Friday, April 17, 2009

What Jewish State?

Israel, and the world along with it, has suffered the delusion for over sixty years that the country was founded as a Jewish state, to provide a safe haven for Jews the world over. And while about one-and-a-half-million of its residents are not Jewish, it essentially represents as a state dedicated to the nationhood of world Jewry. That almost a third of its citizens are not Jewish simply demonstrates its willingness to accommodate other ethnic and religious groups.

Far from being the 'racist', 'xenophobic', and 'apartheid' state that its detractors enjoy naming the country, it has more than adequately, and quietly and efficiently, gone about its business, securing the future for itself and its multifarious peoples. Even the Jewish population represents a broad spectrum of different traditions, from the Orthodox to the secular, and Jews coming from various countries of the world, having little in common but their ancestry.

Under its new, hard-line government with Binyamin Netanyahu once again prime minister, the Palestinian Authority has a far more demanding counterpart to deal with than the previous one, willing and eager, albeit with great pain, to give up much that Israel holds dear to win consent for peace from the Palestinians. The sacrifices on the part of Israel to reach an agreement for two states was simply never enough to suit the demands of the Palestinians.

Now the new prime minister - no agreeable Ehud Olmert he - demands a pre-condition. In exchange for his goodwill in proceeding with a peace agreement to lead to the establishment of 'two states for two peoples', Mr. Netanyahu quite reasonably invites the Palestinian Authority to recognize Israel as fundamentally a Jewish state. This request is seen as a profound insult, an assault upon the sensibilities of the Palestinians. Effectively making hash of the thesis: 'two states for two peoples'.

Moreover, were the Palestinians to accede to the precondition and state unequivocally that they agree; Israel is indeed a Jewish state, it would become rather inappropriate for the Palestinians to continue to press for 'right of return', that Israel undertake to absorb millions of Palestinians wishing to 'return' to the territory that is now Israel. In effect, however, the Palestinian Authority's refusal to recognize Israel as a Jewish state, reflects Hamas's refusal to recognize Israel as a legitimate state.

Where then, is the practical difference between the two, Fatah and Hamas? One seeks to destroy Israel overtly, the other by covert means. The newly-appointed U.S. President Obama's administration appointment of George Mitchell as envoy to the Middle East insists that Israel move forward with the PA to create the two-state solution. Mr.

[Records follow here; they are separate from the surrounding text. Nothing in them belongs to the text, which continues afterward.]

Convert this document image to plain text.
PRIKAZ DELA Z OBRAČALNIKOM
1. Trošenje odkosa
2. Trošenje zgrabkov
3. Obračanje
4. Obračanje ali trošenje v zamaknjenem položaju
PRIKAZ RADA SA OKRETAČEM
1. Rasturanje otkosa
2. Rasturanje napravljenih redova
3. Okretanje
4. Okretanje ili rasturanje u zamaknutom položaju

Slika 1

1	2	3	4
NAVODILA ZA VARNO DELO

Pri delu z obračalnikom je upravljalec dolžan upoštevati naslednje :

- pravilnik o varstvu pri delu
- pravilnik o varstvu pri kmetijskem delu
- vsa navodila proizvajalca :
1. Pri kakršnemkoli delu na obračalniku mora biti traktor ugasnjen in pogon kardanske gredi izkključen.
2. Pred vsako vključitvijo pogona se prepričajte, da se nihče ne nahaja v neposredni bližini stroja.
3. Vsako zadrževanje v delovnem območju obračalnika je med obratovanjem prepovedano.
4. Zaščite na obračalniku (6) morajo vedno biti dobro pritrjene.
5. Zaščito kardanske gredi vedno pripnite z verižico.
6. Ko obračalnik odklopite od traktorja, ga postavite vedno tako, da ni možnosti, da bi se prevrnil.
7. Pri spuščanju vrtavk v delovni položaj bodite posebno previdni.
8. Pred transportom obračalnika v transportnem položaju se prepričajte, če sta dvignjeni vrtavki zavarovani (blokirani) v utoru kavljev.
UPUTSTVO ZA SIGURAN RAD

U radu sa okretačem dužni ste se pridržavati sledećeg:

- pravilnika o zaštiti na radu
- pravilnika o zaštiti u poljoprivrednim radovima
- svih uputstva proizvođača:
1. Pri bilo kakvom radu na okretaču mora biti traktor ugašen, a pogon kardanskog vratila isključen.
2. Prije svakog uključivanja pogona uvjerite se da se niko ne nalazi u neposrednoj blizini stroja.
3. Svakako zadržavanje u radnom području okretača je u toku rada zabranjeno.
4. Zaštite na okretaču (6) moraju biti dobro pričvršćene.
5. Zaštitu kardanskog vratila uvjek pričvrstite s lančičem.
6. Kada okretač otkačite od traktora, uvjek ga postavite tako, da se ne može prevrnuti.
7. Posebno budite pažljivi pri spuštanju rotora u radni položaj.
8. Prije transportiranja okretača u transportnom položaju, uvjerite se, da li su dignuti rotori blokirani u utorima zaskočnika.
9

Netanyahu, reasonably enough, has informed Mr. Mitchell it is prepared to proceed, when/if the PA recognizes Israel as a Jewish state.

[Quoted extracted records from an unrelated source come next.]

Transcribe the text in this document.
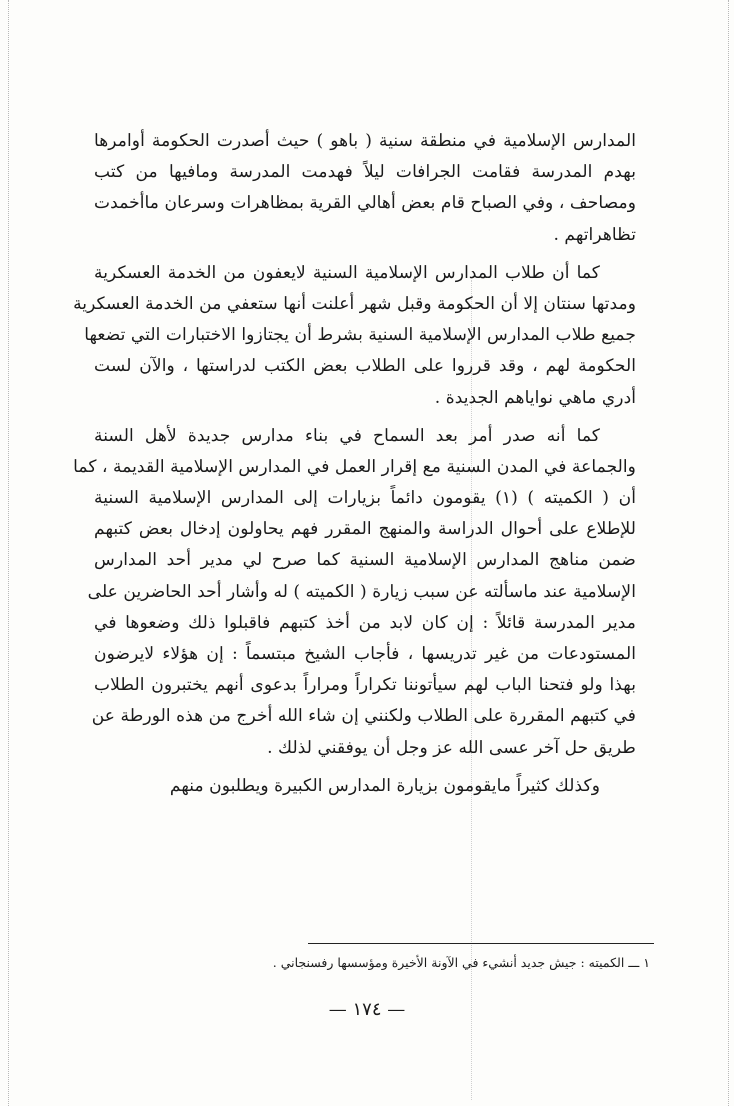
المدارس الإسلامية في منطقة سنية ( باهو ) حيث أصدرت الحكومة أوامرها
بهدم المدرسة فقامت الجرافات ليلاً فهدمت المدرسة ومافيها من كتب
ومصاحف ، وفي الصباح قام بعض أهالي القرية بمظاهرات وسرعان ماأخمدت
تظاهراتهم .
كما أن طلاب المدارس الإسلامية السنية لايعفون من الخدمة العسكرية
ومدتها سنتان إلا أن الحكومة وقبل شهر أعلنت أنها ستعفي من الخدمة العسكرية
جميع طلاب المدارس الإسلامية السنية بشرط أن يجتازوا الاختبارات التي تضعها
الحكومة لهم ، وقد قرروا على الطلاب بعض الكتب لدراستها ، والآن لست
أدري ماهي نواياهم الجديدة .
كما أنه صدر أمر بعد السماح في بناء مدارس جديدة لأهل السنة
والجماعة في المدن السنية مع إقرار العمل في المدارس الإسلامية القديمة ، كما
أن ( الكميته ) (١) يقومون دائماً بزيارات إلى المدارس الإسلامية السنية
للإطلاع على أحوال الدراسة والمنهج المقرر فهم يحاولون إدخال بعض كتبهم
ضمن مناهج المدارس الإسلامية السنية كما صرح لي مدير أحد المدارس
الإسلامية عند ماسألته عن سبب زيارة ( الكميته ) له وأشار أحد الحاضرين على
مدير المدرسة قائلاً : إن كان لابد من أخذ كتبهم فاقبلوا ذلك وضعوها في
المستودعات من غير تدريسها ، فأجاب الشيخ مبتسماً : إن هؤلاء لايرضون
بهذا ولو فتحنا الباب لهم سيأتوننا تكراراً ومراراً بدعوى أنهم يختبرون الطلاب
في كتبهم المقررة على الطلاب ولكنني إن شاء الله أخرج من هذه الورطة عن
طريق حل آخر عسى الله عز وجل أن يوفقني لذلك .
وكذلك كثيراً مايقومون بزيارة المدارس الكبيرة ويطلبون منهم
١ ـــ الكميته : جيش جديد أنشيء في الآونة الأخيرة ومؤسسها رفسنجاني .
— ١٧٤ —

In a hair-splitting exercise, the PA government recognizes Israel, but not Israel the Jewish state. They deem the prior requirement to serious engagement a 'provocation', a deliberate attempt on the part of the new Israeli government to throw a spanner into the works. They, on the other hand, are completely innocent of anything approximating ill-will toward the process.

Then, of course, there's the trifling concerns about security. Having vacated the Gaza Strip in the hopes that that unilateral move would result in a relaxation of hostilities, Israel witnessed instead the complete disintegration of civil life and order into violent anarchy, followed by the usurpation of authority in Gaza by Hamas, with no cessation whatever of violent actions against Israel.

So what guarantees would there be with the withdrawal of Israel from the West Bank that the Palestinian Authority would genuinely be concerned with keeping the peace with its neighbour?